The glitches arose as many districts in the 46 states that have signed on to the Common Core State Standards are trying to ramp up their technological infrastructure to prepare for the requirement that students take online assessments starting in 2014-15.”
http://www.edweek.org/ew/articles/2013/05/08/30testing-2.h32.html
“Districts need to have a punch list and make sure they have everything they need to be ready,” said Keith R. Krueger, the CEO of the Washington-based Consortium for School Networking, or COSN, a professional association for school district technology leaders. “But they also have to understand that high-stakes testing is a complicated environment. They’re not going to be able to control everything.”
“Though more breakdowns likely are inevitable given online testing’s relatively new place in schools, the ability to protect the validity, integrity, and security of the process is increasingly crucial as districts in 46 states—those that have adopted the Common Core State Standards—gear up for mandatory online assessments starting in 2014-15.”

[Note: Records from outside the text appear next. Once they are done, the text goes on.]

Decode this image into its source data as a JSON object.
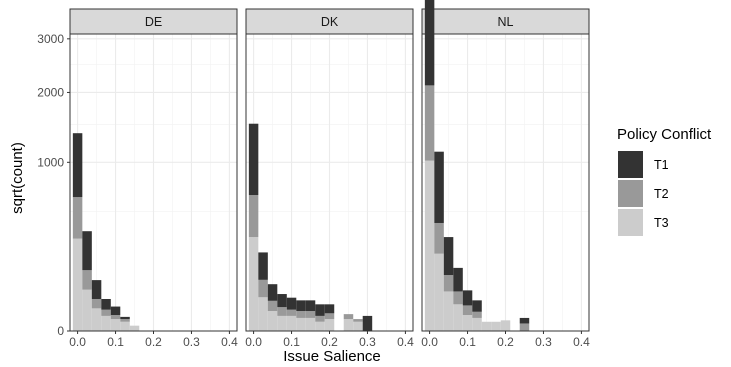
{
  "chart_data": {
    "type": "bar",
    "subtype": "stacked-histogram-faceted",
    "xlabel": "Issue Salience",
    "ylabel": "sqrt(count)",
    "y_scale": "sqrt",
    "xlim": [
      -0.02,
      0.42
    ],
    "ylim": [
      0,
      3100
    ],
    "x_ticks": [
      "0.0",
      "0.1",
      "0.2",
      "0.3",
      "0.4"
    ],
    "y_ticks": [
      "0",
      "1000",
      "2000",
      "3000"
    ],
    "bin_width": 0.025,
    "grid": true,
    "legend": {
      "title": "Policy Conflict",
      "position": "right",
      "entries": [
        "T1",
        "T2",
        "T3"
      ],
      "colors": [
        "#333333",
        "#999999",
        "#cccccc"
      ]
    },
    "facets": [
      {
        "label": "DE",
        "bins": [
          0.0,
          0.025,
          0.05,
          0.075,
          0.1,
          0.125,
          0.15
        ],
        "series": [
          {
            "name": "T3",
            "values": [
              300,
              60,
              18,
              8,
              5,
              3,
              1
            ]
          },
          {
            "name": "T2",
            "values": [
              330,
              70,
              18,
              8,
              4,
              2,
              0
            ]
          },
          {
            "name": "T1",
            "values": [
              745,
              220,
              55,
              20,
              12,
              2,
              0
            ]
          }
        ]
      },
      {
        "label": "DK",
        "bins": [
          0.0,
          0.025,
          0.05,
          0.075,
          0.1,
          0.125,
          0.15,
          0.175,
          0.2,
          0.225,
          0.25,
          0.275,
          0.3
        ],
        "series": [
          {
            "name": "T3",
            "values": [
              310,
              40,
              14,
              8,
              8,
              6,
              6,
              3,
              5,
              0,
              5,
              3,
              0
            ]
          },
          {
            "name": "T2",
            "values": [
              340,
              52,
              18,
              12,
              8,
              8,
              8,
              5,
              6,
              0,
              5,
              2,
              0
            ]
          },
          {
            "name": "T1",
            "values": [
              860,
              125,
              45,
              28,
              23,
              19,
              19,
              17,
              14,
              0,
              0,
              0,
              8
            ]
          }
        ]
      },
      {
        "label": "NL",
        "bins": [
          0.0,
          0.025,
          0.05,
          0.075,
          0.1,
          0.125,
          0.15,
          0.175,
          0.2,
          0.225,
          0.25
        ],
        "series": [
          {
            "name": "T3",
            "values": [
              1020,
              210,
              55,
              25,
              9,
              6,
              3,
              3,
              4,
              0,
              0
            ]
          },
          {
            "name": "T2",
            "values": [
              1100,
              200,
              55,
              30,
              14,
              7,
              0,
              0,
              0,
              0,
              2
            ]
          },
          {
            "name": "T1",
            "values": [
              7480,
              720,
              200,
              85,
              35,
              20,
              0,
              0,
              0,
              0,
              4
            ]
          }
        ]
      }
    ]
  }
}
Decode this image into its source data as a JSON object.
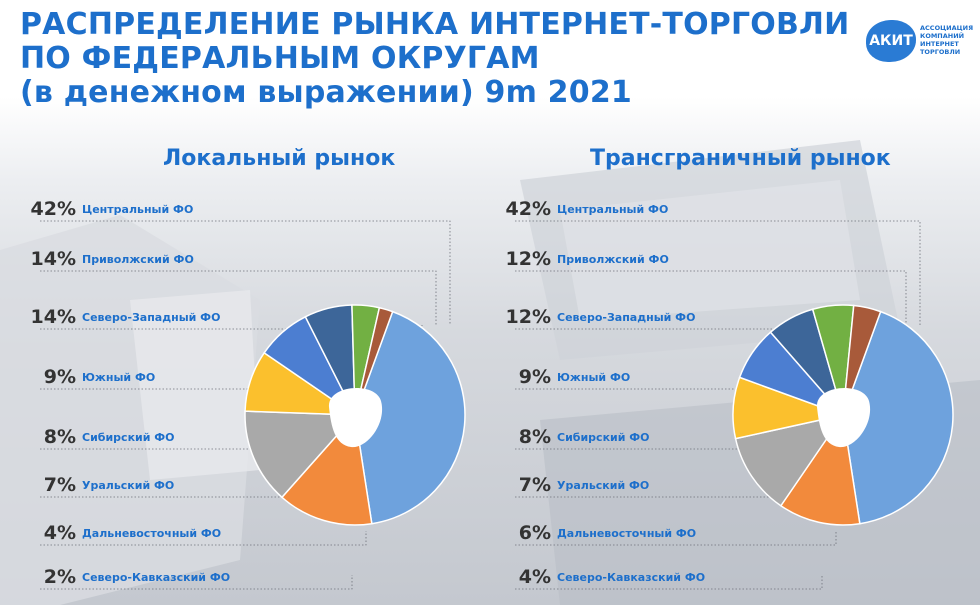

Research, instructional material development, and technological support pale to the great demand the Core will cause for the professional development of classroom teachers.
“The implementation clock is ticking,” says a Center on Education Policy report, which was released yesterday. “If changes in instruction are to occur on schedule and if students are to be well prepared to master the standards, then teachers and principals must receive effective professional development to aid them through this transition.”
“And that doesn’t mean drive-by PD, either, according to the CEP.”
“One of the most urgent challenges is to not only provide an adequate amount of CCSS-related professional development, but also ensure these services are of high quality,” the report says.
It would be wonderful to “beam” ten years into the future to learn what educators and the public in general will be saying about the Common Core and the many peripheral changes the Core will have caused in public education across its first decade. I can only speculate that, like Sputnik or laptop computing and the cell phone, the Core will have blossomed fully from a set of standards into a powerful engine for far-reaching educational reform.